JAKARTA, SENIN-Daftar perkosaan yang dilakukan oleh anggota polisi semakin panjang. Kejadian yang paling baru adalah kasus perkosaan yang dilakukan oleh Briptu Suparman (26), anggota Samapta Polres Semarang Selatan. Suparman telah dilaporkan memperkosa seorang tahanan wanita berinisial SM saat bertugas menjaga tahanan di Polres Semarang Selatan, Jumat (7/3) lalu.

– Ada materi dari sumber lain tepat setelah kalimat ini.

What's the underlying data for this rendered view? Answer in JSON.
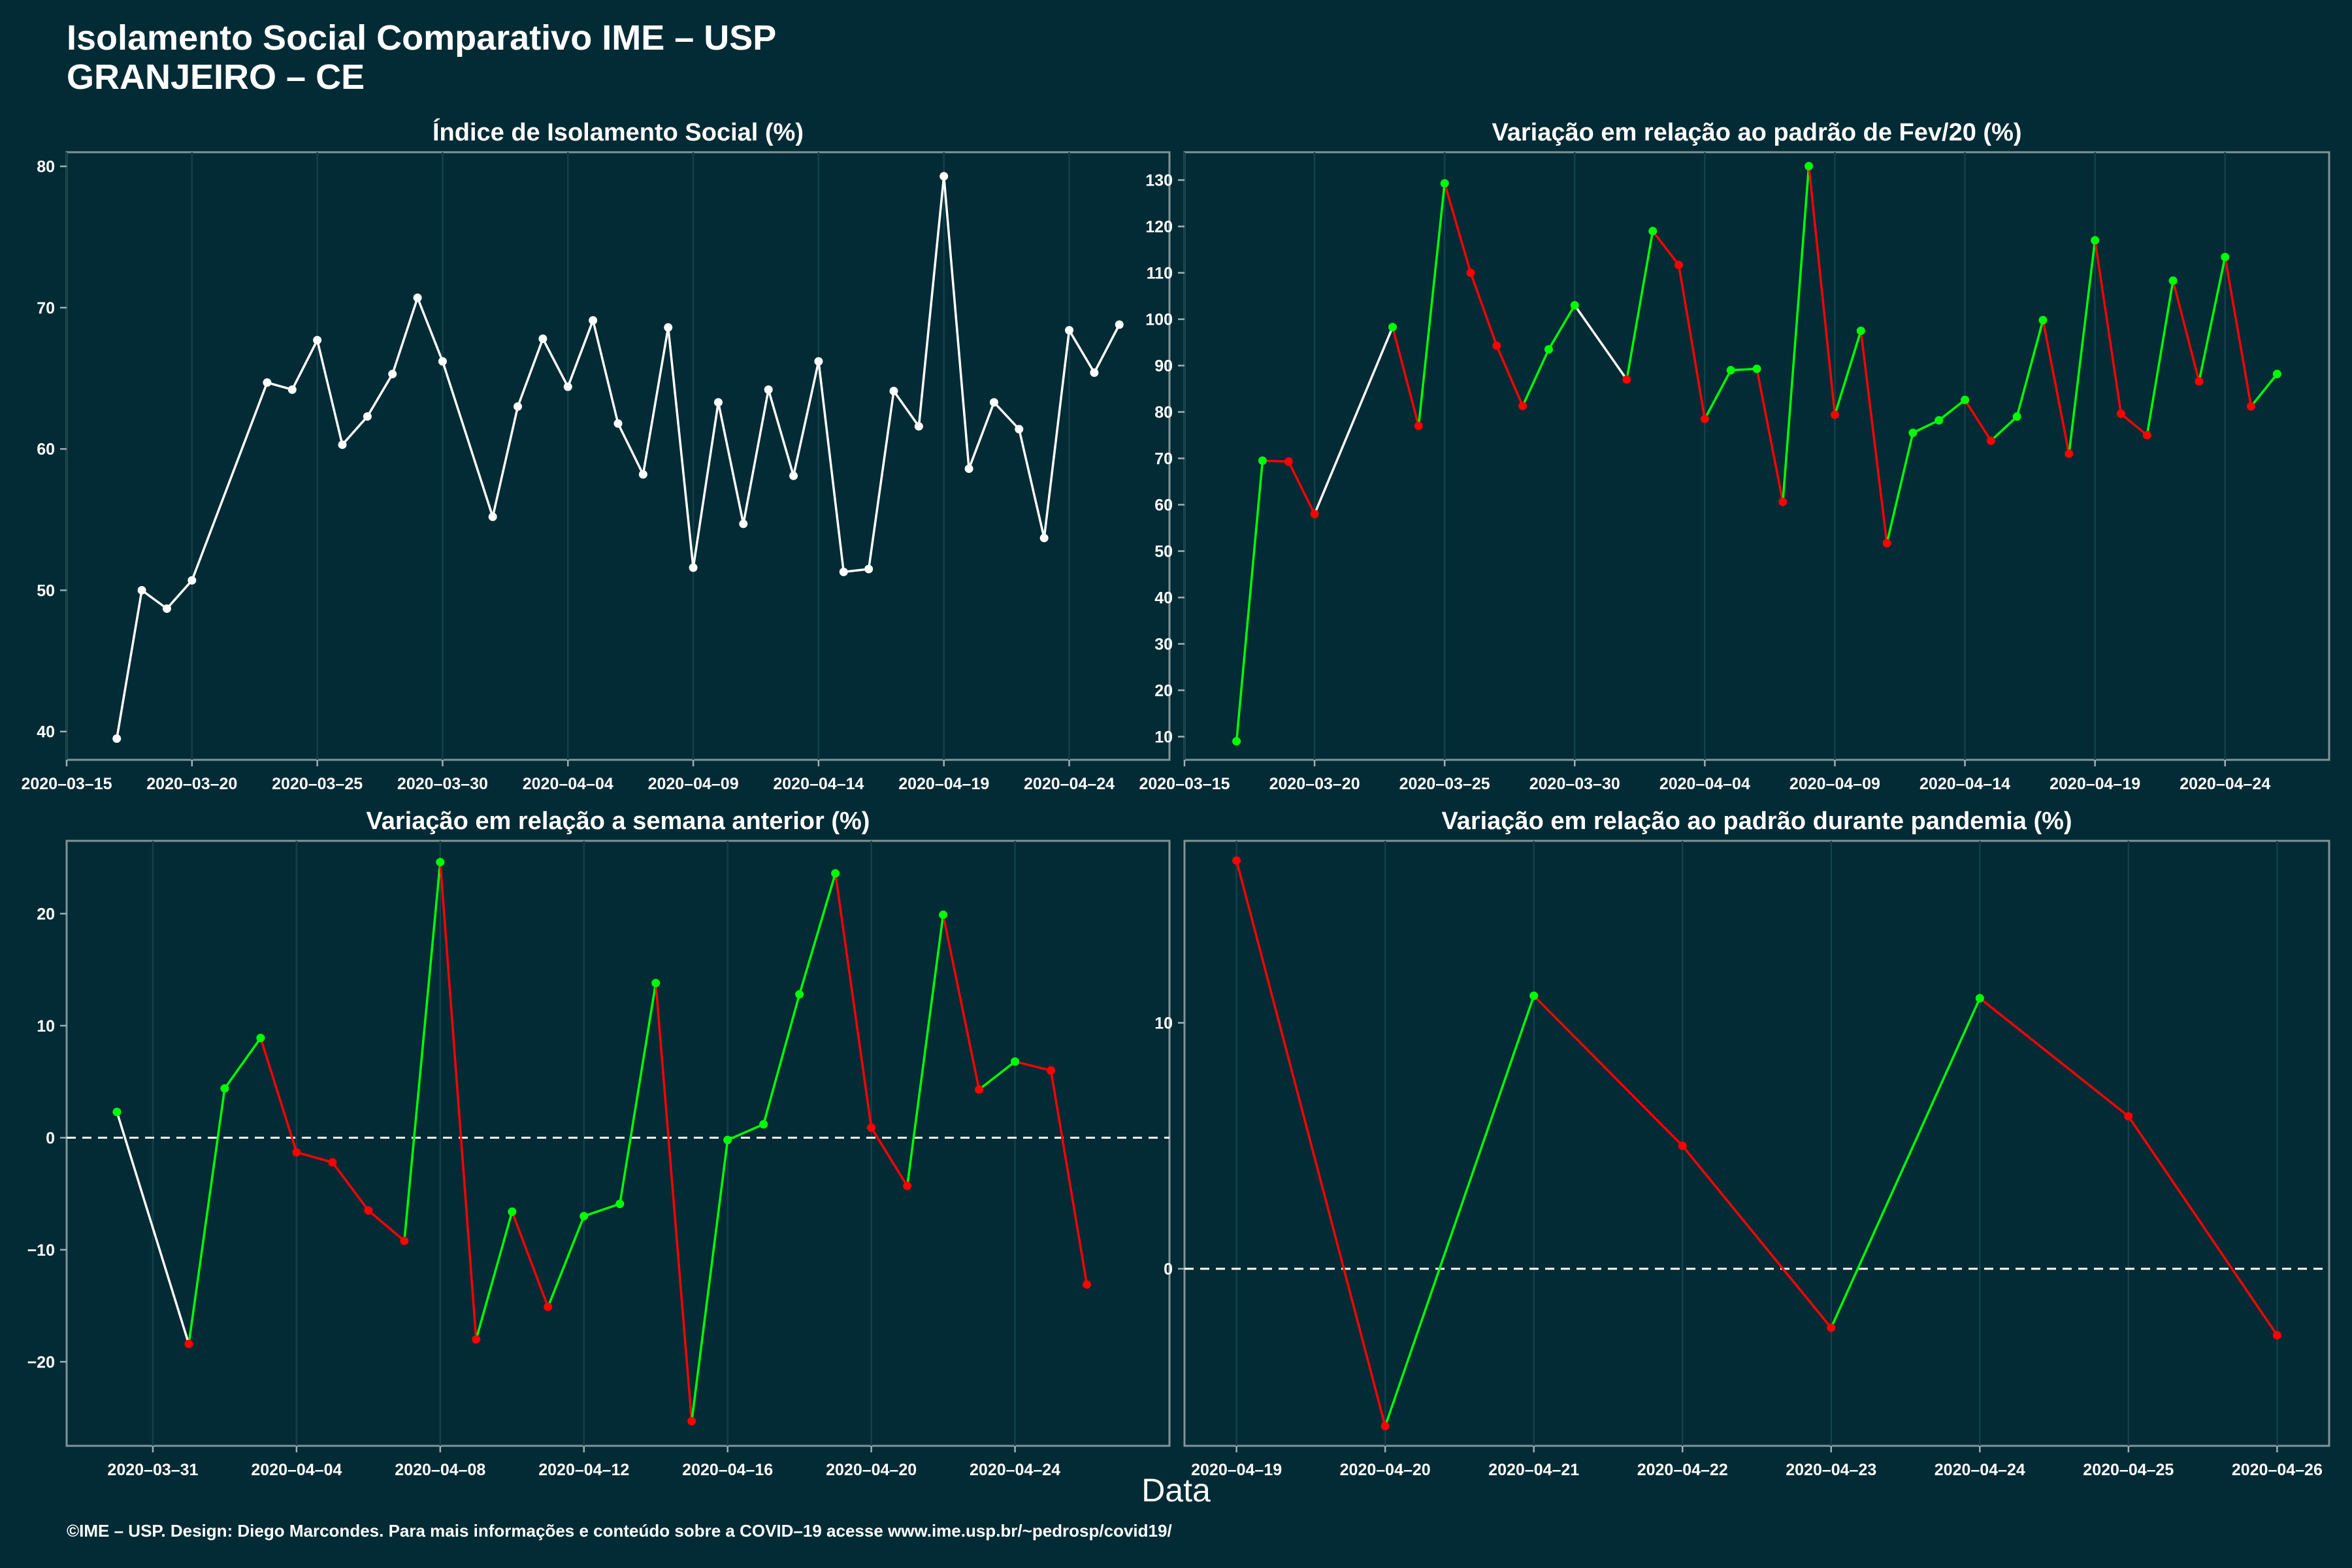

Sebulan sebelumnya, awal Februari lalu, anggota Polres Bogor Bripka DA juga melakukan pemerkosaan terhadap tahanan perempuang berinisial RT (16). RT juga diperkosa oleh Bripka DA di dalam tahanan. Kasus perkosaan terhadap tahanan di Polsek Madang, Bogor, ini hampir sama dengan yang terjadi di Polres Semarang Selatan.
Kasus perkosaan yang dilakukan oleh anggota Polri ini semakin panjang bila ditambah dengan kejadian-kejadian sebelumnya yang terjadi di berbagai daerah. Hukuman sepertinya tidak pernah membuat anggota Polri jera. Komisi Kepolisian Nasional (Kompolnas) melihat hal fragmen peristiwa memalukan oleh polisi ini sebagai kesalahan pembinaan mental. Kompolnas meminta Polri melakukan evaluasi dalam pembinaan mental anggotanya.
"Persoalan ini tak terlepas bagaimana pelaku dididik saat di Sekolah Polisi Negara (SPN). Menurut saya, masalah disiplin dan kepatuhan azas sudah cukup baik. Tapi sepertinya pendidikan mental yang masih kurang," ujar Novel Ali salah satu anggota Kompolnas melihat berbagai peristiwa amoral yang dilakukan oleh anggota polisi, Senin (17/3).
Namun penilaian dari Kompolnas ini dibantah oleh Kadiv Humas Mabes Polri Irjen Abubakar Nataprawira. Menurut Abubakar, kejadian itu kasuistik dan kembali pada mental masing-masing anggota. Tidak ada kaitannya dengan pola rekrutmen maupun pembinaan. "Kita selalu melakukan evaluasi atas kekurangan dan kelebihan pola rekrutmen dan pembinaan setiap tahun. Yang kurang kita perbaiki. Kalau soal ada anggota yang begitu, itu faktor mental individu," tandas Kadiv Humas Polri.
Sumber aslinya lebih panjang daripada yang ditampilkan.